Escribir es un desmadre

La semana pasada, me topé con dos ensayos sobre la dificultad de ser mamá y escritora al mismo tiempo (aunque creo que su contenido podría aplicarse a cualquier trabajo creativo): “A Portrait of the Artist As a Young Mom” por Kim Brooks en The Cut y “Mother, Writer, Monster, Maid” por Rufi Thorpe en Vela. Lloré en más de una ocasión. Qué alivio identificarse tanto con sus palabras, saber que no soy la única cuya creatividad está trabada en esta etapa tan demandante de la maternidad.

“The conflict is between the selfishness of the artist and the selflessness of the mother” (“El conflicto está entre el egoísmo del artista y la abnegación de la madre”), escribe Thorpe. Explica cómo, cuando está inmersa en un proceso imaginativo, su mente se va a otra parte y esto se trasluce en sus gestos faciales. Su hija lo nota y se molesta.

A mí también me sucede; mi hermana, que compartía recámara conmigo en casa de mis papás, me lo decía todo el tiempo. Cuando estoy pensando en lo que voy a escribir, se dibuja una expresión ausente en mi cara. Y cuando uno es madre de niños pequeños, no puede estar ausente. Leí un estudio hace poco que explicaba cómo en esta etapa siempre estamos alertas; ni siquiera al dormir se relaja por completo nuestra mente. Por eso siempre estamos cansadas: nunca descansamos al cien por ciento.

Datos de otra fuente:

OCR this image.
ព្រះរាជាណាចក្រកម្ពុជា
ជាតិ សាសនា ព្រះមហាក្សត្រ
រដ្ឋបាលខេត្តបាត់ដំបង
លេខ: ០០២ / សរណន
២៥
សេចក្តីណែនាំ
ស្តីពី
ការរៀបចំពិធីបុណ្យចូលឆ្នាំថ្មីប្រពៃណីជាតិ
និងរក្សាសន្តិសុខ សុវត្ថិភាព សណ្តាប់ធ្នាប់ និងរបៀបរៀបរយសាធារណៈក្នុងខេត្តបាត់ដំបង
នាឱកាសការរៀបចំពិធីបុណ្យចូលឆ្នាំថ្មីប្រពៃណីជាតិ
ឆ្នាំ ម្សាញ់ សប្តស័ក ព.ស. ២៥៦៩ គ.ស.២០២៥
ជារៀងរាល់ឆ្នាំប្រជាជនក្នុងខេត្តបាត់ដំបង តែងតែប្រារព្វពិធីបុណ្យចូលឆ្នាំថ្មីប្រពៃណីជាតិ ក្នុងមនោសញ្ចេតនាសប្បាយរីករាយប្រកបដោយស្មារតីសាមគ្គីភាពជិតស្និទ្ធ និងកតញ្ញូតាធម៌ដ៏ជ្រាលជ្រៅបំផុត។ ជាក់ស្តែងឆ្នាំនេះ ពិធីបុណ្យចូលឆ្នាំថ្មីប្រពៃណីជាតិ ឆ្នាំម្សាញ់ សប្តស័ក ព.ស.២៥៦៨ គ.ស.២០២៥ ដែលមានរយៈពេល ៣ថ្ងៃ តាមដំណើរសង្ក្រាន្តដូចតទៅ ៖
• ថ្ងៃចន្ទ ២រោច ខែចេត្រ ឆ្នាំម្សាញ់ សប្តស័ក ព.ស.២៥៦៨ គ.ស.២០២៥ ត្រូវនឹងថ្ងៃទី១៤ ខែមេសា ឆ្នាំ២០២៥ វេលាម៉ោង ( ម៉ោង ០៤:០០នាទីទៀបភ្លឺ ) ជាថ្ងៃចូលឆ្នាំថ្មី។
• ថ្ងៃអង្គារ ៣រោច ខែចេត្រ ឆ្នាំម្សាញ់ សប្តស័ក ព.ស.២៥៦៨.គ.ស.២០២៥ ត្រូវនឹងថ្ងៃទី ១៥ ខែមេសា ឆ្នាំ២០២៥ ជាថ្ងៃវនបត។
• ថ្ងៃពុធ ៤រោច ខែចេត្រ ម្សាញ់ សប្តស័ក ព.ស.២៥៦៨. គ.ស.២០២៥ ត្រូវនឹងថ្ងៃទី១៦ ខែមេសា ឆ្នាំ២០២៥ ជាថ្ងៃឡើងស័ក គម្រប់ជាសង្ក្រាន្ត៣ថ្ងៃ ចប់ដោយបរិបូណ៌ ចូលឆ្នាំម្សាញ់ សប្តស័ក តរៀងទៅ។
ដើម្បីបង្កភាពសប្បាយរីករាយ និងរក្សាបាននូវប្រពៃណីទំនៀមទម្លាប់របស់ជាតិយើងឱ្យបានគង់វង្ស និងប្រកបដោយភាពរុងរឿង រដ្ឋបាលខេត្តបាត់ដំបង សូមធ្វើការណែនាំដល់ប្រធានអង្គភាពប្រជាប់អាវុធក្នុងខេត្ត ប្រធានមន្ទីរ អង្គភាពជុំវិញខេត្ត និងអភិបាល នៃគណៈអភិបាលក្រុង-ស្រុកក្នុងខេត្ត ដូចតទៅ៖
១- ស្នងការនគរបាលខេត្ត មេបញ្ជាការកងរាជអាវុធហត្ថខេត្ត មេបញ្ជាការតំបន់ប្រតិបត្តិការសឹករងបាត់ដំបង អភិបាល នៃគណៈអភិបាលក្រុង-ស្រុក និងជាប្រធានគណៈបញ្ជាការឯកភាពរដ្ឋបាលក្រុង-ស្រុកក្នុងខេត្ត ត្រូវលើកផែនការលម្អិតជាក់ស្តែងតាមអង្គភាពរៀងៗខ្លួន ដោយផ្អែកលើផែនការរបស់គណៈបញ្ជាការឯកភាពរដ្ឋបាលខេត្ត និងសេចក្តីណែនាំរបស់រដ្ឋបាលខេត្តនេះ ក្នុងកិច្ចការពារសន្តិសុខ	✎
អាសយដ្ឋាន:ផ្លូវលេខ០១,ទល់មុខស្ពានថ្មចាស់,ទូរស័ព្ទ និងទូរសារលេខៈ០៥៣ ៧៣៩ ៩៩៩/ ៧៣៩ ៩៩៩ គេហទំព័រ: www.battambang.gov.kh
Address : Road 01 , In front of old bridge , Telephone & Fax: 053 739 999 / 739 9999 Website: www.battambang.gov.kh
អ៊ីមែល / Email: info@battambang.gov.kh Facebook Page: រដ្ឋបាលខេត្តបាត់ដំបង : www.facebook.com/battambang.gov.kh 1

Últimamente tengo muchas ganas de escribir, así que estoy en una constante búsqueda de ideas. Pero cuando empieza a encenderse el foco, algo sucede en mi entorno: Gabriel se cayó o está por agarrar una pieza diminuta de Lego o quiere que lo cargue o desenrolló todo el papel de baño; Valentina quiere que le haga un agua de limón o que la acompañe a algún lado o que le dibuje una bandera para un país imaginario. Así que el hilo que tejía la imaginación se corta abruptamente. “Estabas en la luna de queso”, me dice Valentina, con tono regañón.

“The point of art is to unsettle”, le señala una amiga a Kim Brooks. Y¿qué hace uno al formar una familia? Settle down. Lo opuesto, de algún modo, o al menos, conceptos muy distintos. Aunque esta analogía no se puede traducir tal cual al español, les propongo otra: escribir es un desmadre. No puede uno ocupar el cuerpo y la mente en la maternidad y escribir al mismo tiempo. Lo cual no significa que ser mamá sea incompatible con la vida creativa, sino que hay que dedicarle un tiempo específico del día, desmadrarse un rato.

Lo curioso es que ser mamá me ha dado mucho más que decir. El embarazo, con las molestias pero también la belleza que implica guardar una vida nueva; el parto, esos instantes salvajes, vertiginosos, llenos de dolor pero también de un amor explosivo; los primeros días después del parto, cuando todo parece un sueño intensísimo; y cómo ser madre te hace sentir más, te orilla a ser más consciente de todo, al punto que muchas veces la realidad nos hiere en lo más profundo del corazón.

Por eso quiero escribir: porque tengo cosas que decir y porque además, creo que es mi único talento real. No quiero hacerlo en el futuro, cuando haya tiempo; quiero hacerlo ahora, aunque sólo pueda darle rienda suelta a mi imaginación cuando los niños duermen o alguien más los cuida. Sé que es difícil, pero también que es posible. Zadie Smith, por ejemplo, con dos hijos y cinco novelas, me lo recuerda cada vez que veo su nombre en mi librero. Y Valeria Luiselli, joven y tremendamente talentosa, tiene una hija pequeña que presiento la impulsó a escribir su último (y desgarrador) libro sobre la migración infantil, Los niños perdidos. También Jenny Offill, cuya novela Dept. of Speculation acabo de devorar en menos de 24 horas, entre muchas otras. Confieso que a veces odio a estas mujeres, porque ellas lo han logrado y yo no. Pero sobre todo, las necesito y les agradezco ponerme el ejemplo. Si ellas pudieron, yo lo seguiré intentando.